A reader has an inspired idea about who could replace Colbert:
My heart just jumped at your “Samantha!” comment. I’ve been telling my friends for a couple of years that my dream Colbert replacement, or replacement for Stewart if he ever left Daily Show for that matter, would be: The husband and wife co-anchor team of Samantha Bee and Jason Jones.
The Daily Show is a fake news show. The Colbert Report is a fake pundit show. The Bee-Jones Factor Cycle or something like that could be the co-anchor news show send-up, sort of satirizing co-anchor news classics like Barbara Walters/Hugh Downs on 20/20. Maybe make the show Samantha Bee’s with Jason Jones as her chief field correspondent. But they are both so good in the studio and in the field that I think co-anchor would be the best set-up.

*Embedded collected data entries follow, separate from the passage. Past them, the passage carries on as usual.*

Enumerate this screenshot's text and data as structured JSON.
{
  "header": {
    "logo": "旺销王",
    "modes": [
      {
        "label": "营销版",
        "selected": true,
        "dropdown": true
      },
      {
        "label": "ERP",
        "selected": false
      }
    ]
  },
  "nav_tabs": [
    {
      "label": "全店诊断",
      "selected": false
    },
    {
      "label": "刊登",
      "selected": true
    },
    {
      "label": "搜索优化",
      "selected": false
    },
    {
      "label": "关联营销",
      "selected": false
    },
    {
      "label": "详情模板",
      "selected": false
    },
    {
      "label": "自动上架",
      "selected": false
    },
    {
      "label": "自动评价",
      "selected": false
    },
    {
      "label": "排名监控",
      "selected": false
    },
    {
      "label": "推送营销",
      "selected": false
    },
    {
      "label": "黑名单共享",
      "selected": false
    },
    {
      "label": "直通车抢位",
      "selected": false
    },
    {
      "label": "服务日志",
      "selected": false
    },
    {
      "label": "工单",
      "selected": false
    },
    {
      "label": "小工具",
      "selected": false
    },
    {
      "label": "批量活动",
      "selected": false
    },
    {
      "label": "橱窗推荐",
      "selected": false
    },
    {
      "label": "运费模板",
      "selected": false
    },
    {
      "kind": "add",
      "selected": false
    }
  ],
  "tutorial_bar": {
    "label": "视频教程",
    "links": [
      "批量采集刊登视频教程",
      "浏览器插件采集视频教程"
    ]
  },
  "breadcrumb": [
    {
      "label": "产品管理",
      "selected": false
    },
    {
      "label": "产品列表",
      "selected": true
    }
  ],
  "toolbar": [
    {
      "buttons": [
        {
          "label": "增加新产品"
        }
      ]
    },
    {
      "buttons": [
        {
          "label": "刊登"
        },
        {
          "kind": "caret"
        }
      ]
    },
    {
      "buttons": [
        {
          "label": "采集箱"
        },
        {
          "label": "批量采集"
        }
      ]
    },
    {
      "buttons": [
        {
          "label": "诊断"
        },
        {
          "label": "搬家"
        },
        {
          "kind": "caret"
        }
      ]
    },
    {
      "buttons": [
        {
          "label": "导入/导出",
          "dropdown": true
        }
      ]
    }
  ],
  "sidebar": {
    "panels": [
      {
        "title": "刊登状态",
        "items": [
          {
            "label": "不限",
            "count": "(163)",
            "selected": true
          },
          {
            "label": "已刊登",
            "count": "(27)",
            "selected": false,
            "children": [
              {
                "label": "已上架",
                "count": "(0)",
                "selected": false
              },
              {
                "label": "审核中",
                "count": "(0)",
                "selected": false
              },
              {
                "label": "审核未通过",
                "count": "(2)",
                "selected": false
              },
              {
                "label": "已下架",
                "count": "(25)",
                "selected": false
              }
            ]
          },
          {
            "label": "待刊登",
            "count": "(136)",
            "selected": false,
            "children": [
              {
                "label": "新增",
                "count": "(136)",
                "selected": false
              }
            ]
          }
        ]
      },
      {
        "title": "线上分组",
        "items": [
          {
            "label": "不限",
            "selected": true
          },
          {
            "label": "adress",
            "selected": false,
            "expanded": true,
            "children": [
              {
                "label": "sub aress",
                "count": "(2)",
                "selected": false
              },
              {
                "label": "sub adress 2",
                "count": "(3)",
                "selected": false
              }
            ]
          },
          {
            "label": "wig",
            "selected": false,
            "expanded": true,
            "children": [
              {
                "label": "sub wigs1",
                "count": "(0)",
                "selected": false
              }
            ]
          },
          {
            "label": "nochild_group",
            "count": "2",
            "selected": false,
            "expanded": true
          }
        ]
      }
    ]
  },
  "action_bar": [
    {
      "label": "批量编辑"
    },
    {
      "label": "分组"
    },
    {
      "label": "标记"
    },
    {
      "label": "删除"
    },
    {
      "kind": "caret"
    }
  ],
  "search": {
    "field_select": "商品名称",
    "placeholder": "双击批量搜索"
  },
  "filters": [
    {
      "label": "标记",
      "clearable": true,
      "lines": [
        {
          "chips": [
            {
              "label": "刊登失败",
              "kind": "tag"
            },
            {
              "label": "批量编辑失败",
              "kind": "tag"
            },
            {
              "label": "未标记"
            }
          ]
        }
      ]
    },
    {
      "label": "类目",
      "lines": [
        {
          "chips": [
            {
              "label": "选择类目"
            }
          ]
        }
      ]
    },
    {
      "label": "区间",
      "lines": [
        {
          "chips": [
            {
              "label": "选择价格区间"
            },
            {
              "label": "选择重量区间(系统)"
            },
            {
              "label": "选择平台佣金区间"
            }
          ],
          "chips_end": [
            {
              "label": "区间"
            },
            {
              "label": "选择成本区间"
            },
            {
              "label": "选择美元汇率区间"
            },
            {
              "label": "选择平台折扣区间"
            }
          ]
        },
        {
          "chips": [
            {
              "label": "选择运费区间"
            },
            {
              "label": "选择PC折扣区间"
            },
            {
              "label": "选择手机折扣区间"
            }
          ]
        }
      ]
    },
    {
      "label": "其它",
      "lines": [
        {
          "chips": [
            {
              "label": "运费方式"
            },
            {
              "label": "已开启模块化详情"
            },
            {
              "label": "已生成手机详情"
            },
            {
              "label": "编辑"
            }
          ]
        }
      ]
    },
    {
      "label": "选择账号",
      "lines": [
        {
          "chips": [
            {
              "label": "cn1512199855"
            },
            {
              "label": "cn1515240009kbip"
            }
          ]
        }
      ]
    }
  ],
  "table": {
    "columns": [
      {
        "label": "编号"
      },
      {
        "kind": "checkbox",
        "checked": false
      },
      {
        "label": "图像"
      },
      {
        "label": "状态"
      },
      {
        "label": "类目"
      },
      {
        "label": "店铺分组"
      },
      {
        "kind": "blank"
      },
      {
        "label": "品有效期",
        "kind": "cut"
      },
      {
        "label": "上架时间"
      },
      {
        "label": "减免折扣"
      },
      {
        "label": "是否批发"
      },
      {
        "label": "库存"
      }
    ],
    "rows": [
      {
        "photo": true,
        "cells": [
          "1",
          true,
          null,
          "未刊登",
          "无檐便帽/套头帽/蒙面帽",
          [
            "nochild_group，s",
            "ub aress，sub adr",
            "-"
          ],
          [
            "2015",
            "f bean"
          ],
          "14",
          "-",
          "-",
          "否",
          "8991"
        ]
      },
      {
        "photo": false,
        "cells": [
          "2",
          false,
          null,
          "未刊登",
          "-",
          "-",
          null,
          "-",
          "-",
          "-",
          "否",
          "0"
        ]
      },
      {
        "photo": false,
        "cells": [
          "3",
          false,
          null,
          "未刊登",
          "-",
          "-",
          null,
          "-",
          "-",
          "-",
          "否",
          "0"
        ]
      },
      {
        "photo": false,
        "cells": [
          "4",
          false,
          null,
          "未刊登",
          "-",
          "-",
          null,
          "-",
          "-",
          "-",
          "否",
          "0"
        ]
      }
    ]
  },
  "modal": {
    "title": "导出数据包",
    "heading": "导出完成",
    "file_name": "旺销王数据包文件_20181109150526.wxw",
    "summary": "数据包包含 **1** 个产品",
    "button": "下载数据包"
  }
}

If you like this idea, spread this shit: The Bee-Jones Factor Cycle!
Or Jamantha Bones:
Another reader has a very different take on the news:
I enjoyed reading your post on Stephen Colbert just now. I, too, have mixed emotions about this news. Mostly, I’m really happy for him and really excited to see how the whole thing unfolds. I can’t watch Colbert all the time, but I frequently do, and I am in constant awe of how he can be so creative and innovative, and at the same time be so damned funny.
Beyond appreciating his performance, I admire the man. He is courageous (the White House Correspondents Dinner) and honorable (his congressional testimony when he came out of character was profoundly memorable). And yes, as someone in your post said, he is authentic (in some weird way). I have no idea what he will do with his new show, but I believe the man is so talented that whatever it is will be brilliant.
But I will miss the character he has created. Things change. I think Colbert will leave that character behind and we’ll never see him again. And that makes me a little sad.
But there’s a little more to it than that. I first started watching The Daily Show right before The Colbert Report got started, and I remember Colbert appearing as a contributor on The Daily Show. I started watching the show because my then late-teenager son would mention it. Jeffrey was struggling with depression, and it could difficult to find topics to connect with him on … but these two late night shows were a topic we could discuss and enjoy together. When my wife heard that John Oliver was coming to a club in Boston to perform, she suggested that Jeff and I go to see him. And we did. Another connection.
It was about a year after that Oliver show that Jeffrey died by suicide. Recovering from our grief, my wife and I found that our sleep patterns changed: I sleep much less than I did (and Jeff died 4 1/2 years ago) and my wife, who used to be asleep between 9:00 and 10:00, is now frequently still awake at 11:00. And so she started watching The Daily Show and The Colbert Report. We don’t always watch it live – but we record each show, and sometimes we’ll watch 2 or 3 nights in a single sitting.
My wife considers these shows a connection to our son, especially Colbert, because it’s not really her type of humor, but it was Jeff’s type of humor. She feels that when she enjoys Colbert, she is getting a little piece of Jeff.
Surviving the loss of a loved one is a journey. Over time, the intensity of the pain decreases, but the memory fades too. (I don’t believe one leads to the other, however.) At first, we could smell Jeffrey’s scent in his clothing, but that goes away in time. We re-arranged his room. Things change and his memory becomes more distant. When The Colbert Report ends its fabulous run, we will feel that we’ve lost another connection with Jeff.
Update from a reader:
Earlier this year a friend’s daughter came down with a mysterious nerve affliction that caused her such pain when moving her limbs that she willed herself into near-paralysis. She’s largely better now, but she spent a lengthy time in hospital, bedridden.
Though only 11 years old, she is seriously precocious, and already a committed progressive. The Colbert Show was and is her favorite program. While she was in hospital, her mom got the idea that a call from Colbert might cheer her. This being New York, everyone knows someone, so friends got to work and within 48 hours the request was on his desk. Without hesitation he called and spent half an hour on the phone, just chatting and encouraging her. And it did cheer her, tremendously.
Again, she’s on the mend; the crisis is thankfully mostly a memory now. She’s delighted for Colbert, the man and mensch, regarding Late Night. But she’s sad that her favorite character is saying goodbye.